検索

きこえない・きこえにくい選手たちによるデフリンピックで新しい観戦体験に期待 競技会場では数々のUC技術を導入

  • text by Sportiva

東京2025デフリンピックで活用される透明ディスプレイ(写真中央)。現在、都庁舎窓口などで設置東京2025デフリンピックで活用される透明ディスプレイ(写真中央)。現在、都庁舎窓口などで設置

11月に東京2025デフリンピック開催

 国際ろう者スポーツ委員会が主催するデフアスリートの国際総合スポーツ大会「デフリンピック」が11月15日(土)~26日(水)の12日間、東京都(一部福島県、静岡県)で開催される。デフとは英語で「耳がきこえない」という意味で、このデフリンピックはオリンピックと同じで4年ごとに夏季と冬季がそれぞれ開催されている。

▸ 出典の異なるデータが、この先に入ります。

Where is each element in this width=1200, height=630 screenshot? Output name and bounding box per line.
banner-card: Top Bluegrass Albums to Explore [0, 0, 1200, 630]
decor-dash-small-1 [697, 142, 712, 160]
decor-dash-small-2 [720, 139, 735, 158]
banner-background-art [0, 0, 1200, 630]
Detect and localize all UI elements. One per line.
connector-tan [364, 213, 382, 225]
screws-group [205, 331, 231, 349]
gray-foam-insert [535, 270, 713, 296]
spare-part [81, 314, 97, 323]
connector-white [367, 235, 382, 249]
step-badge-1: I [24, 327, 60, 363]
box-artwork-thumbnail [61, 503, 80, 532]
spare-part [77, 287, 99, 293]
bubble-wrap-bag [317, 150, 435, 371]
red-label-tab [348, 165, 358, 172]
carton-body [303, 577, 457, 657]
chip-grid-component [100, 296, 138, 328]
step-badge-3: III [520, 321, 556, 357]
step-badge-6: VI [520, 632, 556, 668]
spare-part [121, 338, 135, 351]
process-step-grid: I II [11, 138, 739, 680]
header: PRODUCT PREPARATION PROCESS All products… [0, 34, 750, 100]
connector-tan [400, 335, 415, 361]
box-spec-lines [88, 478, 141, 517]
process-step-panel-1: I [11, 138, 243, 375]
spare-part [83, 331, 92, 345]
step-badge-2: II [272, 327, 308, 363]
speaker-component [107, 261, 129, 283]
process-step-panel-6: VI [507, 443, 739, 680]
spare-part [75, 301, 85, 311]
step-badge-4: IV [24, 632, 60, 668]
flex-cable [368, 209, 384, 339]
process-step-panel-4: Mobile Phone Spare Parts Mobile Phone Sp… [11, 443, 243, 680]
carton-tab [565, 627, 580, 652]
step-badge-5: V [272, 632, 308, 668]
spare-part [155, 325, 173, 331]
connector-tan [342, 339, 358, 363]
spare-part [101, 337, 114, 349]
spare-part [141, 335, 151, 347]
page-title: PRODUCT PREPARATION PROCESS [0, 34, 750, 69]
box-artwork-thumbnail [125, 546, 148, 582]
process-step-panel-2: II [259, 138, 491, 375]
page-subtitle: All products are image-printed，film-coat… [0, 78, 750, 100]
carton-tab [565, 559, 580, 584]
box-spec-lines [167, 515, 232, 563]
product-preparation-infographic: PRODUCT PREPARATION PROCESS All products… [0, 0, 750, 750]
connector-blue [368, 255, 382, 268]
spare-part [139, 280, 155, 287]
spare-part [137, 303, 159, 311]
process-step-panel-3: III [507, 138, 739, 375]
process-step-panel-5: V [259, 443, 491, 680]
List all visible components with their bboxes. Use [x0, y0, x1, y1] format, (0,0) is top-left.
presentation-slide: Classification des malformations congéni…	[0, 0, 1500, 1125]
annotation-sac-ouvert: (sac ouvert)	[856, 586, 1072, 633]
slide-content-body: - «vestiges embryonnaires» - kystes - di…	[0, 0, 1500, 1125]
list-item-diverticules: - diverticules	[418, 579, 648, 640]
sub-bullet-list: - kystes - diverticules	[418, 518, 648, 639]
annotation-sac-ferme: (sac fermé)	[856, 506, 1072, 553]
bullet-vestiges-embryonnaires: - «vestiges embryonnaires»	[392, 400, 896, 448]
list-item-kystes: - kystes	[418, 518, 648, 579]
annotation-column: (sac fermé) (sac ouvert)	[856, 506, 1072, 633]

 今回の「第25回夏季デフリンピック競技大会 東京2025」には、70~80カ国・地域から、選手約3,000人、スタッフ等約3,000人、計約6,000人が参加することになっている。競技数は、陸上、水泳、自転車、柔道、レスリングなどの個人競技をはじめ、バスケットボール、サッカー、バレーボールなどのチームスポーツなど計21競技。デフスポーツならではでいうと、地図とコンパスを頼りにあらかじめ定められた場所を順に回ってタイムを競うオリエンテーリングという競技もある。

 オリンピック、パラリンピックとは違い、きこえない・きこえにくいアスリートの大会であるため、たとえば陸上短距離走の場合は、スタートの出発音と光がピカッと光る『フラッシュランプ』でスタートを知らせたり、サッカーやラグビーなどでは、審判が笛を鳴らすとともに、旗をあげたり手をあげたりして選手に知らせることになっている。このように選手に目でわかるような工夫が競技ごとに整えられている。

UC技術の普及を目指す

 また同時に競技中以外のところ、選手の導線や対応、観客の誘導やサービスでも準備をする必要がある。東京都では、2021年にオリンピック、パラリンピックを開催したことにより、スポーツ大会実施の大きな経験と蓄積はあるが、そのときとデフリンピックでは異なる準備をする箇所が多々あるため、2022年9月の開催決定以降、着々と準備を進めてきている。

 その任を担っているひとりが、東京都スポーツ推進本部 国際スポーツ事業部の萬屋亮氏だ。同氏は「デフリンピックに携わるのはもちろん初めて」というが、今大会については「東京2020大会の経験者が数多く携わっている」と言い、そこで培ったノウハウを生かしながら、デフスポーツの会場などに足を運んだりして開催の成功に向けて邁進している。

 そのなかで萬屋氏が重点的に取り組んでいるのが、「ユニバーサルコミュニケーション(UC)」の促進だ。これは国籍や障害の有無にかかわらず、誰もが分け隔てなくコミュニケーションを取れる技術の普及を促すこと。『いつでも・どこでも・誰とでも』つながる街の実現のため、デフリンピックをきっかけに、競技会場だけでなく街中でも、UC技術の普及・設置を行なっている。